End of year employment tax update
03 April 2025As the end of the 2024/25 tax year is approaching, we have included a table with UK employment tax deadlines as well as a summary of the key compliance and reporting considerations for employers and individuals. Let us know if you would like further information or help with any of these requirements.
For the 2024/25 UK tax year | Deadline |
Form P60 submission (and issue) | 31 May 2025 |
Short term business visitor (STBV) reporting | 31 May 2025 |
“Making good” payments of tax | 4 July 2025 |
PSA application | 5 July 2025 |
ERS return submission | 6 July 2025 |
Forms P11D and P11D(b) submission (and issue) | 6 July 2025 |
Class 1A NIC payment | 22 July 2025 |
Class 1B NIC payment | 22 October 2025 |
Forms P60
- A form P60 must be provided to every employee who earned at a rate equal to or above the lower earnings limit for national insurance contributions (NICs) purposes. This will cover most employees.
- The P60 should contain details of taxable earnings paid by an employer to an employee in the tax year, along with details of any income tax and NICs deducted from those earnings. The P60 should also contain basic details such as the employer’s name and address and the employee’s NI number.
- The employer must issue the P60 to the employee no later than 31 May following the end of the tax year. The employee can then use the details of the P60 to prepare their own self-assessment tax return.
Short-term business visitors (STBV) reporting
- Employers who have an Appendix 4 Agreement with HMRC covering STBV from countries that have a double tax treaty with the UK, have to make a report to HMRC by 31 May after the end of the tax year, detailing the individuals covered by the agreement and providing information required for each of them. That information varies according to the number of days spent in the UK by each individual STBV.
- Employers who have a valid Appendix 8 Agreement with HMRC covering individuals who fall outside the scope of an Appendix 4 Agreement, must submit a single Full Payment Submission and pay PAYE due by 31 May following the end of the tax year.
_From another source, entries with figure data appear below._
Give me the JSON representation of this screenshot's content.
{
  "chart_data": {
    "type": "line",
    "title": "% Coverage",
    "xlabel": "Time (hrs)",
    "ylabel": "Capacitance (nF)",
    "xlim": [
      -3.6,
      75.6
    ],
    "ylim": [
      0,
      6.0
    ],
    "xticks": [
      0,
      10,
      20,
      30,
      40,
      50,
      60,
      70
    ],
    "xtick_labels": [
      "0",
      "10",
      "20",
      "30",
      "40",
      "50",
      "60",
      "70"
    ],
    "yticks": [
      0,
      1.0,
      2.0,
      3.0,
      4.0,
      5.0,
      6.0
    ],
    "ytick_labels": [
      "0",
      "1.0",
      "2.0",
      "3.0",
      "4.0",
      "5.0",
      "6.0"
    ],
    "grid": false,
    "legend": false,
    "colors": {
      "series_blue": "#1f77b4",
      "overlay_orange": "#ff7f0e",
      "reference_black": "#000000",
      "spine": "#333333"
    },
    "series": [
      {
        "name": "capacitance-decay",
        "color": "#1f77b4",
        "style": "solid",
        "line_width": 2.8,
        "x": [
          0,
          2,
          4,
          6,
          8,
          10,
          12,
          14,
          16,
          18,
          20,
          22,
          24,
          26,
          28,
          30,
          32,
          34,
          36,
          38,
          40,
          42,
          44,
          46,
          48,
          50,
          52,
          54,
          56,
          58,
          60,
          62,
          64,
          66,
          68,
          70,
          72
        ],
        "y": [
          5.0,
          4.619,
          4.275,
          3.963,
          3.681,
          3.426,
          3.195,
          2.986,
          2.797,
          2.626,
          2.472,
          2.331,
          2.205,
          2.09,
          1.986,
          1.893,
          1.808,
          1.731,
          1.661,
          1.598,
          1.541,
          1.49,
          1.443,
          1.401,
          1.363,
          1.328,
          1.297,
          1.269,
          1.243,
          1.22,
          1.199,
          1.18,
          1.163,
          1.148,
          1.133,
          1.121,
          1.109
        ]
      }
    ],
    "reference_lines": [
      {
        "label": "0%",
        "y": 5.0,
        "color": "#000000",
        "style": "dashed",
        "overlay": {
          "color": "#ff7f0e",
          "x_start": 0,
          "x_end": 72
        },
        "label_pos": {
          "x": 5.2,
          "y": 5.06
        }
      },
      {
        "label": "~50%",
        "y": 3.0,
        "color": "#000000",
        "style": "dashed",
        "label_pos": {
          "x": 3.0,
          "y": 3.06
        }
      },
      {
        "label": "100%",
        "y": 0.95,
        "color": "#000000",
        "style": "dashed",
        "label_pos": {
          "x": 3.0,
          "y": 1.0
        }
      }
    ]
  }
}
- We have prepared an article setting out in more detail the main considerations in relation to STBV reporting.
“Making good” payments of tax
- Where an employer makes a notional payment to an employee which is treated as PAYE income, the employer has to account for income tax on such payments to HMRC. This is the case even if the employee does not have sufficient earnings to allow the employer to deduct income tax from those earnings.
- If, by 90 days after the end of the tax year, the employee does not repay the tax that the employer has had to account for, some or all of the shortfall may be treated as additional earnings of the employee for the tax year in which the notional payment is made.
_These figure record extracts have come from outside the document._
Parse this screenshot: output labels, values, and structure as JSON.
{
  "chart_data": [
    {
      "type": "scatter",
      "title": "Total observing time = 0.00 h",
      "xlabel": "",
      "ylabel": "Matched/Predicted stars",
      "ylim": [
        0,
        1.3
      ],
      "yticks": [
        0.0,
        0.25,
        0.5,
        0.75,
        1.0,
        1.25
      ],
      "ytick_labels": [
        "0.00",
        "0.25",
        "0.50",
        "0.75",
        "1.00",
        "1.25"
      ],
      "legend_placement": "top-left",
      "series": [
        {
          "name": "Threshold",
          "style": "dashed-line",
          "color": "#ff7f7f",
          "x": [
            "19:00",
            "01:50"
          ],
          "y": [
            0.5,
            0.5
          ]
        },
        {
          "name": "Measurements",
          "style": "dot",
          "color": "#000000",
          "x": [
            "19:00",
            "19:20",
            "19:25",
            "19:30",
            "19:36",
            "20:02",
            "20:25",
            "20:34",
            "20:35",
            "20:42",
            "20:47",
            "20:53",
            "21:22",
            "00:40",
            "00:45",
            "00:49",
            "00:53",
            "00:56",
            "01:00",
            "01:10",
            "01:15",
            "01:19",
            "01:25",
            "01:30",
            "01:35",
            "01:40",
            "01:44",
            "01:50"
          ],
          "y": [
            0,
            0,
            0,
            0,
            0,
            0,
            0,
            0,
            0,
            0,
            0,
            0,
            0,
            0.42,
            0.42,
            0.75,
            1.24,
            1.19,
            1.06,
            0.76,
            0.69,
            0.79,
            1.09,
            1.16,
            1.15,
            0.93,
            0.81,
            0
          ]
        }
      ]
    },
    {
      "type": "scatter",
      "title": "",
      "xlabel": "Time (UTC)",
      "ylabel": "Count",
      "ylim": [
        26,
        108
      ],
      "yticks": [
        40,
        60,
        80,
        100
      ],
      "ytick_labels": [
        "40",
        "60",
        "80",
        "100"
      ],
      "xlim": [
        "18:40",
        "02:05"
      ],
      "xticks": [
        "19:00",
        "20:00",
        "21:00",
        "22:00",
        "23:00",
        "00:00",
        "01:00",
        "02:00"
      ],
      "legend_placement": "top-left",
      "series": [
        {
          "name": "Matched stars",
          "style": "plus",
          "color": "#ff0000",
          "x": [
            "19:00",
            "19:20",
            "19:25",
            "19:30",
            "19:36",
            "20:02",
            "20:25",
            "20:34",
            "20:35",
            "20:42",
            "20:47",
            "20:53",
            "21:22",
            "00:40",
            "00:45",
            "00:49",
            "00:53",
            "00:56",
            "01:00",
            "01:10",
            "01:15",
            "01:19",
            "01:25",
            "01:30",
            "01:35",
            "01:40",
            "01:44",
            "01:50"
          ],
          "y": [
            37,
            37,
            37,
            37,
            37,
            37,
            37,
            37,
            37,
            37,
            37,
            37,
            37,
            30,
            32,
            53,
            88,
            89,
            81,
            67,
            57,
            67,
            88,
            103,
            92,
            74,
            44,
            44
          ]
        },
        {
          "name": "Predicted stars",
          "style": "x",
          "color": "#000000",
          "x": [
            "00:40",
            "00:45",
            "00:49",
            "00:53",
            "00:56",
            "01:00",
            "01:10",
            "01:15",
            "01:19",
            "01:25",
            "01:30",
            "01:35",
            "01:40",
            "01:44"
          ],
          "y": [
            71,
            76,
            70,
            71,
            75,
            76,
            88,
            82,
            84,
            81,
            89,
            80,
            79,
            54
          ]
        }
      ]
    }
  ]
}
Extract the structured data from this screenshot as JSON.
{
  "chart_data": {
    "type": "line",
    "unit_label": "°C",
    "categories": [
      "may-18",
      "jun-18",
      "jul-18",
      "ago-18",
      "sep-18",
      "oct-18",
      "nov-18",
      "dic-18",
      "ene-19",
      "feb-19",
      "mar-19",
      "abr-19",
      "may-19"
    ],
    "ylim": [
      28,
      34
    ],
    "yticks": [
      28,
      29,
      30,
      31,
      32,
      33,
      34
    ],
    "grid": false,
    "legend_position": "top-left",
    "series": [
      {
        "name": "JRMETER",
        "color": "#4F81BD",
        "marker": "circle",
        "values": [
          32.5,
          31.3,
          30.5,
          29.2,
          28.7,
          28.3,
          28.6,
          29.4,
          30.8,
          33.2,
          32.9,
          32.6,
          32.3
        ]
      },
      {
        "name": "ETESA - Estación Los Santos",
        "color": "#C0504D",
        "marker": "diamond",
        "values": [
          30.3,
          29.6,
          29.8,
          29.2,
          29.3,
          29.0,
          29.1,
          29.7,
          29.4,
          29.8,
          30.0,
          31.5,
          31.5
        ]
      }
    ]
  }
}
- There is no adjustment to that charge even if the shortfall is subsequently repaid after the 90-day period. For these reasons, employers should be aware of any such circumstances as any shortfall may have potential P11D reporting and income tax implications.
PAYE Settlement Agreement (PSA) application
- A PSA allows employers to make one annual payment covering all income tax and NICs due on minor, irregular or impracticable expenses or benefits provided to employees.
- Employers or their agents can apply to get a PSA online and agree various categories with HMRC to report benefits and expenses. Once HMRC have agreed on what can be included in the PSA, they will send two draft copies of form P626, which will need to be signed and returned to HMRC.
- Once the PSA is in place, the agreement will continue until either the employer or HMRC cancel it or the employer needs to make changes to it.
- Class 1B NICs arising on the grossed-up amount of taxable benefits and expenses and the income tax charge are due on 22 October following the end of the tax year. Penalties and late payment interest apply where payments are not made on time.
Employment-related securities (ERS) return
- Where an employer operates an ERS scheme, an annual ERS return must be submitted by 6 July following the end of the tax year. This includes one-off awards or gifts of shares.
- Before submitting the return, employers need to make sure the ERS scheme is registered with HMRC. Following this, employers (or their agents) can populate the return using HMRC’s template and submit it by the relevant deadline.
- Even if there have been no chargeable events during the tax year, employers (or their agents) have to submit a nil return.
- Employers should note that there are separate return templates for tax-advantaged schemes.
Forms P11D and P11D(b)
- Taxable benefits provided by an employer to an employee (other than those benefits that are voluntarily payrolled), must be reported to HMRC by the employer using a form P11D by 6 July following the end of the tax year. As well as submitting P11Ds to HMRC, the employer must share these forms with the relevant employees who will use the form to prepare their self-assessment tax returns.
- Forms P11D(b) are used to include the total number of taxable benefits provided to employees during the tax year and calculate Class 1A NICs on these benefits. Forms P11D(b) must be submitted alongside forms P11D by 6 July following the end of the tax year.
- The associated Class 1A NICs must be paid by the employer to HMRC by 22 July following the end of the tax year. It is important to note that voluntarily payrolling benefits currently makes no difference to the employer’s liability to Class 1A NICs. This means that when calculating the Class 1A NICs liability included on the P11D(b), the value of both payrolled and non-payrolled benefits must be included in the calculation.